Infectious bursal disease virus (IBDV) infects both domestic and wild birds, and targets the immune system tissues. This results in immunosuppression, leaving infected chickens open to other infections such as E. coli, Salmonella and Mycoplasma. IBDV belongs to the family Birnaviridae, genus Avibirnavirus; two serotypes exist but only serotype 1 is pathogenic. The virus is non-enveloped and has a capsid that contains a double stranded RNA genome that is split into two segments.
IBDV causes infectious bursal disease (also known as Gumboro disease) in poultry. It's genome is split into two segments which can then rearrange (reassort). The very virulent strains of IBDV (vvIBDV) have mutations that allow the virus to replicate faster and cause more severe disease.

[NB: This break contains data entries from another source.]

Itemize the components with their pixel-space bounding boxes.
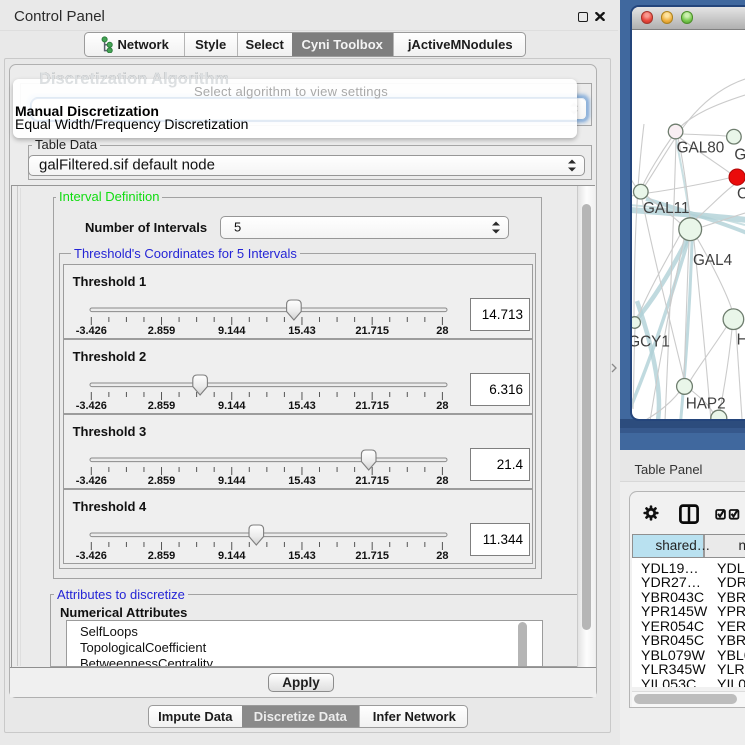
svg-text:-3.426: -3.426	[76, 475, 107, 487]
svg-text:2.859: 2.859	[148, 325, 176, 337]
svg-text:GA: GA	[734, 146, 745, 163]
svg-text:15.43: 15.43	[288, 325, 316, 337]
svg-text:15.43: 15.43	[288, 550, 316, 562]
svg-text:9.144: 9.144	[218, 475, 246, 487]
svg-text:-3.426: -3.426	[76, 550, 107, 562]
svg-text:28: 28	[436, 400, 448, 412]
svg-text:Threshold 4: Threshold 4	[73, 499, 147, 514]
svg-text:28: 28	[436, 325, 448, 337]
svg-text:28: 28	[436, 550, 448, 562]
svg-text:15.43: 15.43	[288, 475, 316, 487]
svg-text:28: 28	[436, 475, 448, 487]
svg-text:Threshold 2: Threshold 2	[73, 349, 147, 364]
svg-text:21.715: 21.715	[355, 325, 389, 337]
svg-text:-3.426: -3.426	[76, 400, 107, 412]
svg-text:HAP2: HAP2	[686, 395, 726, 412]
svg-text:15.43: 15.43	[288, 400, 316, 412]
svg-text:2.859: 2.859	[148, 550, 176, 562]
svg-text:Threshold 1: Threshold 1	[73, 274, 147, 289]
svg-text:GAL80: GAL80	[677, 139, 725, 156]
svg-text:21.715: 21.715	[355, 400, 389, 412]
svg-text:GAL11: GAL11	[643, 200, 690, 217]
svg-text:GAL4: GAL4	[693, 252, 733, 269]
svg-text:H: H	[737, 331, 745, 348]
svg-text:GCY1: GCY1	[632, 333, 670, 350]
svg-text:9.144: 9.144	[218, 550, 246, 562]
svg-text:-3.426: -3.426	[76, 325, 107, 337]
svg-text:9.144: 9.144	[218, 325, 246, 337]
svg-text:Threshold 3: Threshold 3	[73, 424, 147, 439]
svg-text:C: C	[737, 185, 745, 202]
svg-text:2.859: 2.859	[148, 475, 176, 487]
svg-text:21.715: 21.715	[355, 475, 389, 487]
svg-text:9.144: 9.144	[218, 400, 246, 412]
svg-text:2.859: 2.859	[148, 400, 176, 412]
svg-text:21.715: 21.715	[355, 550, 389, 562]
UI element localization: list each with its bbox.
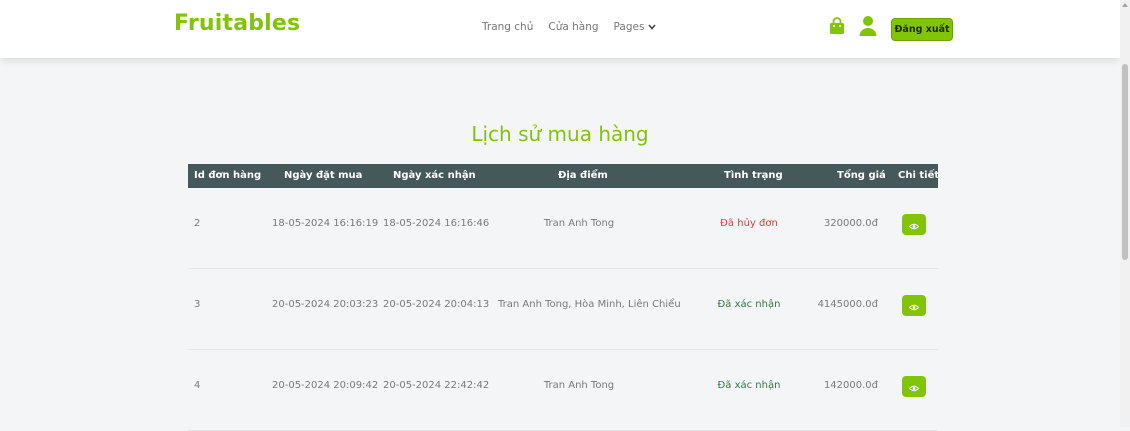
order-place: Tran Anh Tong <box>543 380 615 391</box>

- Depression and ruffling of feathers
- Lack of appetite
- Unsteady gate
- Reluctance to rise
- Diarrhoea (sometimes bloody)
- Increased rate of infection with secondary diseases
IBDV can be spread via direct contact or by contaminated feed, water and faeces. The virus is very hardy and can persist in poultry house environments for several months or longer even if infected chickens are removed.
The virus is endemic in many parts of the world.
Impact for Society – what are we doing?
IBDV infection can lead to significant morbidity and mortality, and birds that recover may have impaired immune responses, increasing their susceptibility to other infections and reducing their ability to mount effective immune responses in vaccination programmes.
At the Institute, the Avian Viral Diseases Programme has a history of conducting world-class research into IBDV pathogenesis, immunology and vaccine development.
Current research projects are looking at the host factors involved in the viruses life cycle, determining the viral factors that affect IBDV virulence and their function, and evaluation of novel vaccines against IBDV.